1. It’s likely to damage public health. As R Street’s Joel Nitzkin—a former Louisiana public health commissioner and head of the tobacco control efforts of the Association of Public Health Physicians— has written, e-cigarettes offer public health benefits if regulated and used properly. Raising taxes on them sends a signal that they are just as bad as tobacco cigarettes. E-cigs certainly aren’t healthy–they’re addictive for sure and, because they are a stimulant, aren’t good for heart health—but vaping is far better than inhaling huge amounts of organic matter into one’s lungs. As Nitzkin writes:

Experience to date with currently unregulated e-cigarettes  strongly suggests they already are securing substantial public  health benefits among current smokers without increasing  teen initiation of tobacco/nicotine use and without adverse impact on quit rates.

Brad Rodu of the University of Louisville has observed similar positive health impacts (relative to smoking) for people who switch from cigarettes to snus.

2. The taxes are highly likely to be regressive.
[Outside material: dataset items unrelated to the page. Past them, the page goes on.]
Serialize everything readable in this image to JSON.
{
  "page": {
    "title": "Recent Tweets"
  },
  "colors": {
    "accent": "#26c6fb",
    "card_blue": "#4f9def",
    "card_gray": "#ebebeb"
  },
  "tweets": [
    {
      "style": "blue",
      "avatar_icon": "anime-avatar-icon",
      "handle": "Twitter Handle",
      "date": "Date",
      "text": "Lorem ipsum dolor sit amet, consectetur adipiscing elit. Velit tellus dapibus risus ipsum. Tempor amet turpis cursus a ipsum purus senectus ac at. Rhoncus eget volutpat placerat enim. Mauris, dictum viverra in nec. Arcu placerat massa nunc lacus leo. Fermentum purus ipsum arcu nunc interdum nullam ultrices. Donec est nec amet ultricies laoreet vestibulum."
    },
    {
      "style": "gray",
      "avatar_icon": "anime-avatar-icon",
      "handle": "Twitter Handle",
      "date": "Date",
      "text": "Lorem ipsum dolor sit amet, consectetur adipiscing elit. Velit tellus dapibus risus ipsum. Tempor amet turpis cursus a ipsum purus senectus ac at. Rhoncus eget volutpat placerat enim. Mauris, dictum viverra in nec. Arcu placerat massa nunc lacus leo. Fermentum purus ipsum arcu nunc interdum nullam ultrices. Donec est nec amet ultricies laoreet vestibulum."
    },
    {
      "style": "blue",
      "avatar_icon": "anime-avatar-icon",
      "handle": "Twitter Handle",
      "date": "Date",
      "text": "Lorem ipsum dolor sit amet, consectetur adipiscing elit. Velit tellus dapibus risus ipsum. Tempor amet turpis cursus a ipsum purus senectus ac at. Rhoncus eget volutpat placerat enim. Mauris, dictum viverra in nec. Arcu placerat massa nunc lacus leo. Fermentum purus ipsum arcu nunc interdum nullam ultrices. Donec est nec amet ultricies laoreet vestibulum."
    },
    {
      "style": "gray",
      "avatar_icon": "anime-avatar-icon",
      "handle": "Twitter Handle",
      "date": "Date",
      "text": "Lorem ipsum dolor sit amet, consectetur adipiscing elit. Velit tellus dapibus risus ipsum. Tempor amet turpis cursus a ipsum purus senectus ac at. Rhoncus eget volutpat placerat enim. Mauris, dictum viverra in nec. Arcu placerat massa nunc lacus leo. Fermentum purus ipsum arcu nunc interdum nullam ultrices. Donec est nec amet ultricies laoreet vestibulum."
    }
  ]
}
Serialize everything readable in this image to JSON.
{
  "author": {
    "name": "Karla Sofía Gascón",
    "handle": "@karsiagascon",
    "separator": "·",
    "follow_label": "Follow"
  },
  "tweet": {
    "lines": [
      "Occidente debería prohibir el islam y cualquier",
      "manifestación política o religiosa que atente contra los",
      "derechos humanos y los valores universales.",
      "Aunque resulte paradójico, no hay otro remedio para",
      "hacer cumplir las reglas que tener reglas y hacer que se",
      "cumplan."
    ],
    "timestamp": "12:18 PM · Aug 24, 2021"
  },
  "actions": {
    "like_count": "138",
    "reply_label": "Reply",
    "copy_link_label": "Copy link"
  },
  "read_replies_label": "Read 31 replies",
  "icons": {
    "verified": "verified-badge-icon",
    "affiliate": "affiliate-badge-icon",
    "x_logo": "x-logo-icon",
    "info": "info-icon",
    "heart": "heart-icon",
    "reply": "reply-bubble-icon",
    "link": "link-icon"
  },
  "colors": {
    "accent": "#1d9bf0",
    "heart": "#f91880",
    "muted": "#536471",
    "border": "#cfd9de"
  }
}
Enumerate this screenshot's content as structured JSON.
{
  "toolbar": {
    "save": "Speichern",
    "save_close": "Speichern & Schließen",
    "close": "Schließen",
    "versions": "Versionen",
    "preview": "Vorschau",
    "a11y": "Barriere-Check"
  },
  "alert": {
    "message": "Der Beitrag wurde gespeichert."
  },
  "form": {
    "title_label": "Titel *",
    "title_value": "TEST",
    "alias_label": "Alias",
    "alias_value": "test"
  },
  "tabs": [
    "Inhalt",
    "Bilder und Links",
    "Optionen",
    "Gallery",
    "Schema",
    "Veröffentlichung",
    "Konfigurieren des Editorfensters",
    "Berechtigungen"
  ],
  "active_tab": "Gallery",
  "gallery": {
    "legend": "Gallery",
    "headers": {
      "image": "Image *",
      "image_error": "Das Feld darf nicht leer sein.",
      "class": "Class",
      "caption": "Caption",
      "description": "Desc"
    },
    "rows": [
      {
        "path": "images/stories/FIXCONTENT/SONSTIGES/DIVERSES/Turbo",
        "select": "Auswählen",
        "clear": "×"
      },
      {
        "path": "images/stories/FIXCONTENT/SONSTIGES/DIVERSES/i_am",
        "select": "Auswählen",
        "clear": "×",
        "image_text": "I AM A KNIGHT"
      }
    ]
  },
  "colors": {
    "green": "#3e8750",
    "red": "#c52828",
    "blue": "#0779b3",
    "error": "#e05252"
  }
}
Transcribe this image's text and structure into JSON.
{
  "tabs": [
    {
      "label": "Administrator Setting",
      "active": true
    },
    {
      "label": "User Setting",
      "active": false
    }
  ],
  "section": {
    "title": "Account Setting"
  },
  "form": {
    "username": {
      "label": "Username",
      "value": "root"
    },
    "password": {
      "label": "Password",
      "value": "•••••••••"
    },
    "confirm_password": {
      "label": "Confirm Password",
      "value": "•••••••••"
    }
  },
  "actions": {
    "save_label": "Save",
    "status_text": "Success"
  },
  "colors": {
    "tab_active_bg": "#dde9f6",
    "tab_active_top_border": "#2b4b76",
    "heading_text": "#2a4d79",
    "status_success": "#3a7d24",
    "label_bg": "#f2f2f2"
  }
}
Overwhelming evidence indicates that tobacco taxes fall heavily on the poor. Here’s a take from the liberal webzine Slate and here’s an academic study showing the same thing. Smokeless tobacco users tend to be even more downscale than smokers. (The limited data we have on e-cigarette users suggest that they’re slightly wealthier.)

3. High cigarette taxes tend to create black markets that, in turn, fuel serious crime. It’s quite probable that much higher taxes on smokeless tobacco and e-cigarettes will do the same thing in some cases.

Snus and e-cigarettes aren’t exactly health foods and the Vermont Legislature has lots of reason to think about ways to control them. Taxes may, in some cases, in some places, even be a legitimate part of a control strategy. But the Legislature should look carefully at the data before deciding whether or not to approve these policies.